In tal senso si possono leggere i momenti del più sublime grottesco che raggiungono gli apici tragicomici di capolavori di fragranza filmica (“il riso è uno spasimo, i dadi sono gettati” si dice a un certo punto). La centralità della scelta di Bernardo Greco, puro e innocente matto, per dar corpo e anima a Giuseppe da Copertino con il suo asino dal nome Carmelo. Il set della carrucola che solleva nel volo il frate Santo avvolto da una imbracatura che si spezza facendolo precipitare malamente al suolo. I mostri convenuti a cenacolo con un simulacro sproloquiante di un sedicente imitatore Carmelo. La partita a scacchi che la bergmaniana Commare Secca munita di falce (un ghignante Antonio Rezza) ingaggia con Giuseppe da Copertino, che resta impassibile e non fa letteralmente una mossa nel suo sacro ebetismo.

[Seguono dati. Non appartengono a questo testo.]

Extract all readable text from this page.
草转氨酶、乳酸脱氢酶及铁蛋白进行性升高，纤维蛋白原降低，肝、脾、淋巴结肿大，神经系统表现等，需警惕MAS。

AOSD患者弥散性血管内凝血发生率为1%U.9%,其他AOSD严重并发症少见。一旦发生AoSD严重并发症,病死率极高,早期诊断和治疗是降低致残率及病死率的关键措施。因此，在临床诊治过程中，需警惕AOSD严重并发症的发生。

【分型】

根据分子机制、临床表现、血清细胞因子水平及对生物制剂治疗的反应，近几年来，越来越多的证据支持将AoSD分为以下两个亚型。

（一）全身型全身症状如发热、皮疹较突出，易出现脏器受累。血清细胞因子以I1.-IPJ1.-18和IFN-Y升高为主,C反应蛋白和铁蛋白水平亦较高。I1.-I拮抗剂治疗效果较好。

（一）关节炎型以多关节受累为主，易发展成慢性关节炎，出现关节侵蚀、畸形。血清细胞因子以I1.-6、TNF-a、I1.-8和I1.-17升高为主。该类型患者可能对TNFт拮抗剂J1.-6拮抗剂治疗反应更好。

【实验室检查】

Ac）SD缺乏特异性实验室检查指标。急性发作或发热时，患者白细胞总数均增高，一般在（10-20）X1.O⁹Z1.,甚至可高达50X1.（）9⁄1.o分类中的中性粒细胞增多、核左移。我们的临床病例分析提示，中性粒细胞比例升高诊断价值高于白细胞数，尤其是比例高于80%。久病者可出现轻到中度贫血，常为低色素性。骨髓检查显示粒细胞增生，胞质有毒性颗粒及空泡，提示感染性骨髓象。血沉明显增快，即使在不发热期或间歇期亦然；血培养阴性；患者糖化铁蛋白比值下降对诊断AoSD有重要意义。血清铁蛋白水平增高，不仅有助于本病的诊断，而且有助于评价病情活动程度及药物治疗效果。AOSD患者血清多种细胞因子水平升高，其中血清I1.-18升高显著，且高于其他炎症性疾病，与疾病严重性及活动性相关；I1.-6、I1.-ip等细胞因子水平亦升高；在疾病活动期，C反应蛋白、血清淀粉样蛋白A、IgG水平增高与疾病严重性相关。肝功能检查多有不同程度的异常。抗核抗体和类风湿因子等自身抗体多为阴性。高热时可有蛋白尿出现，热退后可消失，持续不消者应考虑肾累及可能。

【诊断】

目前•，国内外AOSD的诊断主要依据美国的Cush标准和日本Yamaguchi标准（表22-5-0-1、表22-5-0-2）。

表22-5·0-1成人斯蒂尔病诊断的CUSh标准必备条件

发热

La lunga lettera scritta da Maresco all’amico Cantone in cui non solo spiega le sue ragioni, ma si lancia in una violentissima ‘maledizione’ dai toni sferzanti contro la dittatura tecnologica da far tremare le vene ai polsi, e che si conclude con il racconto del vero e proprio martirio cui vediamo sottoposto Francesco Puma, mitico critico palermitano e aspirante attore. Il ballo intorno a una sterpaglia in fiamme del frate con un pulcinella nano. La gabbietta con Eufrasio, uccellino che parla con sentenze balzane, e gli stessi aforismi che riecheggiano: “Noi vaghiamo nell’universo su un atomo opaco del male”. Ma soprattutto la sequenza del Convento di Romitello dove trova estremo rifugio un Maresco ormai definitivamente fantasmizzato (risponde alle domande con un alfabeto di colpi dati alla porta chiusa della cella conventuale, come fosse lo spettro di una seduta spiritica), quando lo vediamo ginocchioni al confessionale, il volto incorniciato dalla grata, assistere sgomento al prete ‘posseduto’ dallo spettro di Carmelo.

Al pari del set di un ‘incompiuto’ wellesiano (e come in un film di Welles, Maresco ci dice che “it’s all true”, tutto ciò che vediamo è veramente accaduto) il film è un naufragio, un epitaffio, un de profundis, una invettiva, una liturgia ma anche una sorta di disperato assalto al cielo che necessita di una resurrezione. Ed è così che Franco Maresco nel finale di quello che è il suo film più toccante (e che dedica alla memoria di Goffredo Fofi) viene ‘assunto in cielo’ e si trova, pasolinianamente, a vagare tra le nuvole, unito nel volo al Frate Santo levitante. Le voci di Maresco e di Bernardo/Giuseppe da Copertino si rincorrono (“Niente!” …“Zero!…) mentre procede l’ascensione dal fondo delle altezze, e sembrano dire che “Non tutti i bene vengono per nuocere!” così come “Tutto è bene quel che finisce male!”. 

Riferimenti bibliografici
C. Bene, A boccaperta. Una partitura per il cinema, Milano, Edizioni Linea d’Ombra, 1993.

Un film fatto per Bene. Regia: Franco Maresco; sceneggiatura: Franco Maresco, Claudia Uzzo, con Umberto Cantone, Francesco Guttuso; fotografia: Alessandro Abate; montaggio: Paola Freddi, Francesco Guttuso; interpreti: Franco Maresco, Umberto Cantone, Bernardo Greco, Francesco Conticelli, Marco Alessi, Francesco Puma, Antonio Rezza; produzione: Lucky Red, Dugong Films; origine: Italia; durata: 100’; anno: 2025.